Ausgangspunkt des Forschungsprojekts war die Beobachtung, dass Politiker und Öffentlichkeit auch in den Niederlanden seit Anfang der 90er Jahre vermehrt kritisch über die Rolle der Medien in der Gesellschaft zu diskutieren begannen. War die Debatte in den 90er Jahren noch eher von Medienstruktur- und Medienpolitikfragen geprägt, traten nach der Jahrtausendwende Themen der Medienverantwortung in den Vordergrund.

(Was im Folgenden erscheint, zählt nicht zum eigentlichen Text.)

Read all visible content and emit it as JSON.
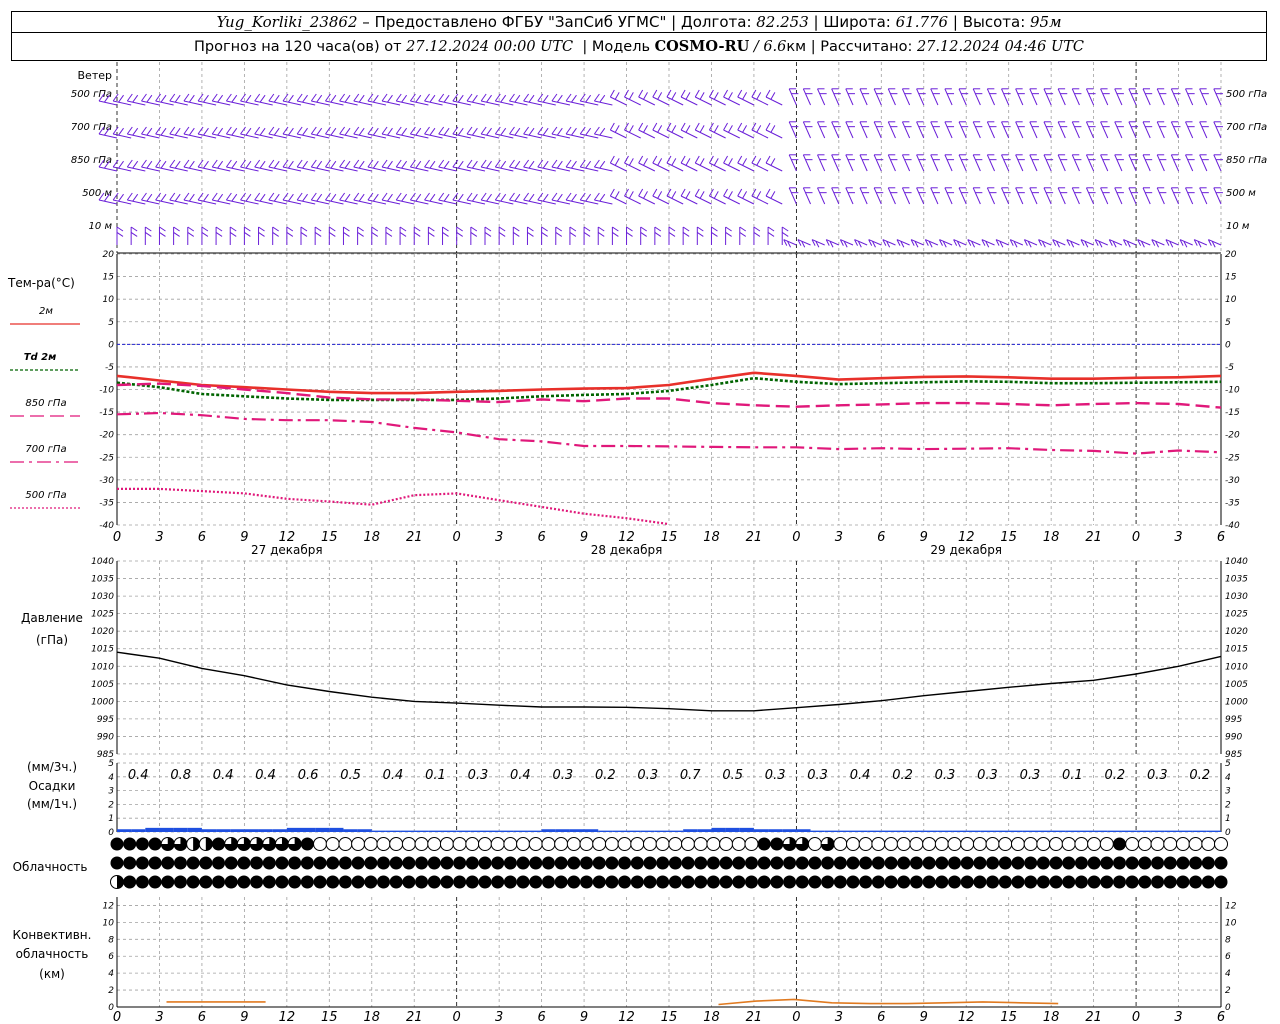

Auslöser für eine intensive Auseinandersetzung war in den Niederlanden insbesondere der Aufstieg des umstrittenen Politikers Pim Fortuyn und seine Ermordung im Jahr 2002, für die Kritiker auch das von den Medien geschaffene Klima verantwortlich machten.
In den Folgejahren haben die von Yael de Haan im Rahmen einer Fallstudie untersuchten führenden niederländischen Medien – die Tageszeitung de Volkskrant sowie die Redaktionen NOS Nieuws beim öffentlichen und RTL Nieuws beim privaten Fernsehen – zahlreiche etablierte und innovative Instrumente der Media Accountability – Ombudsleute, Redaktionsblogs, Korrekturspalten, Dialogangebote per Social Media usw. – eingeführt. Doch welche Bedeutung haben sie in der redaktionellen Praxis? Dieser Frage geht de Haan in ihrer Studie nach. Methodologische Besonderheit: Im Rahmen von ethnographischen Studien hat sie jeweils drei Monate als teilnehmende Beobachterin in den Redaktionen verbringen und auf diese Weise untersuchen können, wie die Redakteure in den Medienhäusern in der täglichen Praxis mit den genannten Instrumenten umgehen.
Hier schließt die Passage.